Muhammad, Nabi yang Ummi, Kekasih para sahabat di masanya dan di sepanjang usia semesta, meninggalkan gemilang cahaya kepada dunia. Muhammad, pemberi peringatan kepada semua manusia, menorehkan dalam-dalam tinta keikhlasan di lembaran sejarah. Muhammad, yang bersumpah dengan banyak panorama indah alam: “demi siang bila datang dengan benderang cahaya, demi malam ketika telah mengembang, demi matahari sepenggalah naik”, telah membumbungkan Islam kepada cakrawala megah di angkasa sana. Ia, Muhammad, menembus setiap gendang telinga sahabatnya dengan banyak kuntum-kuntum sabda pengarah dalam menjalani kehidupan.
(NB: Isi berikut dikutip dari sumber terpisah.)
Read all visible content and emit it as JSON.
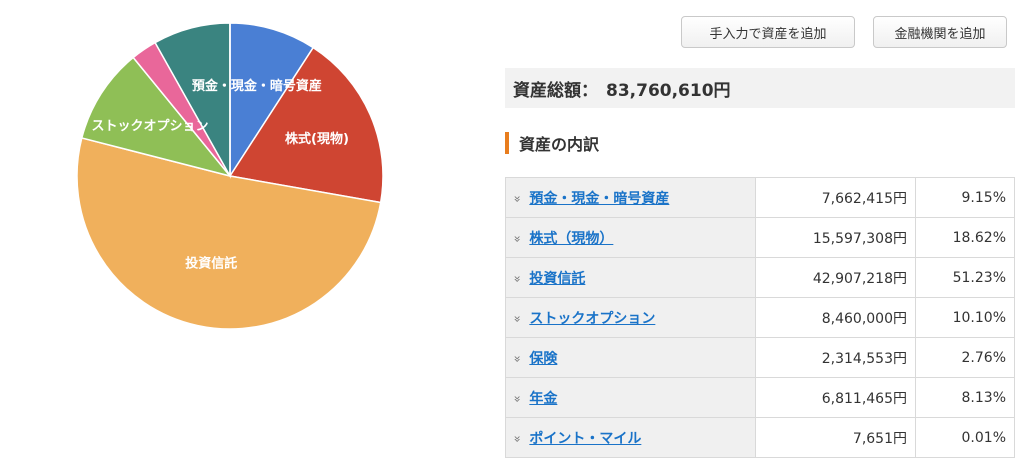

Ia, Muhammad, yang di sanjung semua malaikat di setiap tingkatan langit, berbicara tentang surga, sebagai tebusan utama, bagi setiap amalan yang dikerjakan. Ia, Muhammad yang selalu menyayangi fakir miskin dan anak yatim, menggelorakan perintah untuk senantiasa memperhatikan manusia lain yang berkekurangan. Dan Ia, Muhammad, tak akan pernah kembali lagi.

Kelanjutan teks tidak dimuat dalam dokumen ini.